Tirailleurs

Auteur : Mathieu Vadepied, né en 1963 est un directeur de la photographie, réalisateur et scénariste français. Après un CAP de photographe, il travaille comme assistant de photographes de mode, puis avec Raymond Depardon. Entre 1991 et 1995, il réalise une dizaine de clips vidéo. En 1995, Il travaille comme directeur de la photo sur Samba Traoré d’Idrissa Ouedraogo et Sur mes lèvres de Jacques Audiard. En 1996, il entame une collaboration avec Xavier Durringer comme directeur de la photo sur deux de ses films, J’irai au paradis car l’enfer est ici (1997) et Les Vilains (1999). En 2003, il tourne Le Souffle et, en 2005, Mille Soleils, deux courts-métrages de fiction. En 2021 il participe à la série En thérapie. Il réalise son premier long métrage en 2014, La Vie en grand. Tirailleurs, son second long, a fait l’ouverture de la sélection Un certain regard à Cannes 2022.

Interprètes : Omar Sy (Bakary Diallo) ; Alassane Diong (Thierno) ; Jonas Bloquet (lieutenant Chambreau).

Résumé : 1917. Bakary Diallo s’enrôle dans l’armée française pour rejoindre Thierno, son fils de 17 ans, qui a été recruté de force. Envoyés sur le front, père et fils vont devoir affronter la guerre ensemble. 
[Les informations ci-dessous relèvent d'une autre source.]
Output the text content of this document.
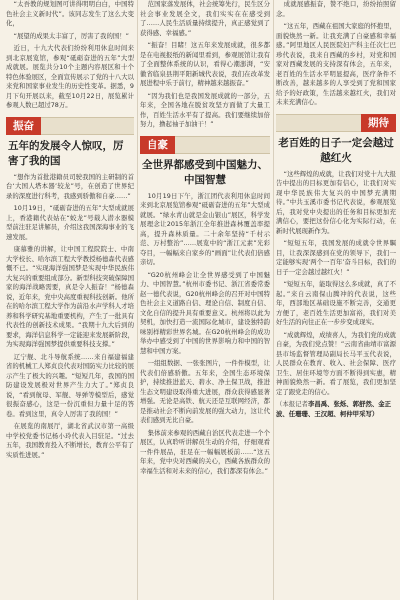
“太吾教的规划图可讲得明明白白，中国特色社会主义新时代”。该同志发生了这么大变化，

“展望的成果太丰富了，厉害了我的国！”

近日，十九大代表们纷纷利用休息时间来到北京展览馆，参观“砥砺奋进的五年”大型成就展。展览共分10个主题内容展区和十个特色体验展区，全面宣传展示了党的十八大以来党和国家事业发生的历史性变革。据悉，9月下旬开展以来，截至10月22日，展览累计参观人数已超过78万。

振奋
五年的发展令人惊叹，厉害了我的国

“想作为首批港籍员司驶我国的主研制的首台‘大国人塔本器’较龙”号，在创造了世界纪录的深度进行科考，我感到骄傲和自豪……”

10月19日，“砥砺奋进的五年”大型成就展上，香港籍代表姑在“蛟龙”号载人潜水器模型前注驻足讲解员，介绍这我国深海事业的飞速发展。

康慕雅的讲解，让中国工程院院士、中南大学校长、哈尔滨工程大学教授杨德森代表感慨不已。“实现海洋强国梦是实现中华民族伟大复兴的重要组成部分。新型科技突破保障国家的海洋战略需要，真是令人振奋！”杨德森说，近年来，党中央高度重视科技创新。他所在的哈尔滨工程大学作为前沿水声学科人才培养和科学研究基地重要机构，产生了一批具有代表性的创新技术成果。“我期十九大后到的要求，海洋信息科学一定能迎来发展新阶段，为实现海洋强国梦提供重要科技支撑。”

辽宁舰、北斗导航系统……来自福建福建省的机械工人郑贞良代表对国防实力比较的展示产生了极大的兴趣。“短短几年，我国的国防建设发展极对世界产生力大了。”郑贞良说，“看到航母、军舰、导弹等模型后，感觉很振奋感心，这是一份沉重但力量十足的答卷。看到这里，真令人厉害了我的国！”

在展览的南展厅，湖北省武汉市第一高级中学校党委书记杨小玲代表入目驻足。“过去五年，我国教育投入不断增长，教育公平有了实质性进展。”

范国家落发展体，社会统筹先行，民生区分社会事业发展全文，我们实实在在感受到了……人民生活质量持续提升，真正感觉到了获得感、幸福感。”

“振奋！目睹！这五年来发展成就，很多都是在电视报纸的新闻里看到，参观展馆让我有了全面整体系统的认识，看得心潮澎湃，“安徽省临泉县荆平阳新城代表说，我们在改革发展进程中乐于前行，精神越来越振奋。”

“因为我们也是我国发展成就的一部分，五年来，全国各地在脱贫攻坚方面做了大量工作，百姓生活水平有了提高。我们要继续加倍努力，撸起袖子加油干！”

自豪
全世界都感受到中国魅力、中国智慧

10月19日下午，浙江团代表利用休息时间来到北京展览馆参观“砥砺奋进的五年”大型成就展。“绿水青山就是金山银山”展区，科学发展理念让2015年浙江全年推进森林覆盖率提高，提升森林质量。二十余年坚持“千村示范、万村整治”……展览中的“浙江元素”光彩夺目，一幅幅来自家乡的“画面”让代表们倍感亲切。

“G20杭州峰会让全世界感受到了中国魅力、中国智慧。”杭州市委书记、浙江省委常委赵一德代表说，G20杭州峰会的召开对中国特色社会主义道路自信、理论自信、制度自信、文化自信的提升具有重要意义。杭州将以此为契机，加快打造一流国际化城市，建设独特韵味别样精彩世界名城。在G20杭州峰会的成功举办中感受到了中国的世界影响力和中国的智慧和中国方案。

一组组数据、一张张图片，一件件模型，让代表们倍感骄傲。五年来，全国生态环境保护，持续推进蓝天、碧水、净土保卫战，推进生态文明建设取得重大进展，群众获得感显著增强。无论是高铁、航天还是互联网经济，都是推动社会不断向前发展的强大动力，这让代表们感到无比自豪。

集体前来参观的西藏自治区代表走进一个个展区，认真聆听讲解员生动的介绍，仔细观看一件件展品，驻足在一幅幅展板前……“这五年来，党中央对西藏的关心，西藏各族群众的幸福生活和对未来的信心，我们都深有体会。”

成就展感振奋，赞不绝口，纷纷拍照留念。

“这五年，西藏在祖国大家庭的怀抱里，面貌焕然一新。让我充满了自豪感和幸福感。”阿里地区人民医院妇产科主任次仁巴珍代表说，我来自西藏的乡村，对党和国家对西藏发展的支持深有体会，五年来，老百姓的生活水平明显提高，医疗条件不断改善，越来越多的人享受到了党和国家给予的好政策，生活越来越红火，我们对未来充满信心。

期待
老百姓的日子一定会越过越红火

“这些辉煌的成就，让我们对党十九大报告中提出的目标更加有信心，让我们对实现中华民族伟大复兴的中国梦充满期待。”中共玉溪市委书记代表说，参观展览后，我对党中央提出的任务和目标更加充满信心，要把这份信心化为实际行动，在新时代展现新作为。

“短短五年，我国发展的成就令世界瞩目，让我深深感到在党的领导下，我们一定能够实现‘两个一百年’奋斗目标，我们的日子一定会越过越红火！”

“短短五年，能取得这么多成就，真了不起。”来自云南保山腾冲的代表说，这些年，西部地区基础设施不断完善，交通更方便了，老百姓生活更加富裕，我们对美好生活的向往正在一步步变成现实。

“成就辉煌，成绩喜人，为我们党的成就自豪，为我们党点赞！”云南省曲靖市富源县市场监督管理局副局长马平玉代表说，人民群众在教育、收入、社会保障、医疗卫生、居住环境等方面不断得到实惠，精神面貌焕然一新。看了展览，我们更加坚定了跟党走的信心。

（本报记者李昌禹、张烁、郭舒然、金正波、任珊珊、王汉超、柯仲甲采写）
Analyse : C’est un film puissant qui reconstitue parfaitement, caméra à l’épaule, avec une superbe photographie, l’atmosphère des tranchées pendant la Grande guerre. Qui nous dévoile surtout un côté sombre de l’histoire de France, très peu évoquée dans les manuels scolaires ou ailleurs : l’enrôlement forcé de ces tirailleurs africains par l’État-major français pour les transformer en chair à canon, et qu’il présentait comme des volontaires partis dans l’enthousiasme, la fleur au fusil, défendre la blanche patrie. Le film commence d’ailleurs par ces rafles violentes dans la brousse africaine de tout homme en âge de combattre. 200 000 sont partis, 30 000 ne sont pas revenus. Le film aborde également l’attitude de ces pauvres « appelés », totalement dépaysés dans la boue des tranchées et l’hostilité du froid. Ils ne se comprennent pas tous, venant de différents pays de l’Afrique occidentale et centrale française de l’époque et parlant des dialectes très différents ; les  principaux protagonistes du film utilisent la langue peule. Certains tentent de survivre en pratiquant le vol, le racket, des trafics en tout genre, éblouis par l’argent qu’ils pourront éventuellement tirer des circonstances, exploitant notamment, avec l’aide de petits gradés français, ceux qui veulent déserter, des passeurs avant l’heure. Ce n’est donc pas un film manichéen, les méchants coloniaux d’un côté, les gentils africains de l’autre. Le film évoque également ceux qui, sensibles au conditionnement de l’armée, veulent s’intégrer, comme le fils de Bakary, Thierno qui accepte le grade de caporal avec la fallacieuse promesse de l’État français d’obtenir la nationalité française et d’être intégré, une promesse de plus non tenue. L’ambition du film est donc grande. Elle serait toutefois complètement remplie si le film n’était pas affaibli par l’histoire de la relation père-fils (Bakary-Thierno), qui n’a pas grand intérêt et l’éloigne des autres sujets importants abordés. C’est dommage car en plus de la très belle interprétation, particulièrement d’Omar Sy, il reste un film historique de guerre poignant qui avec des images réalistes et brutales relate une aventure humaine trop méconnue et répare l’injustice de l’oubli.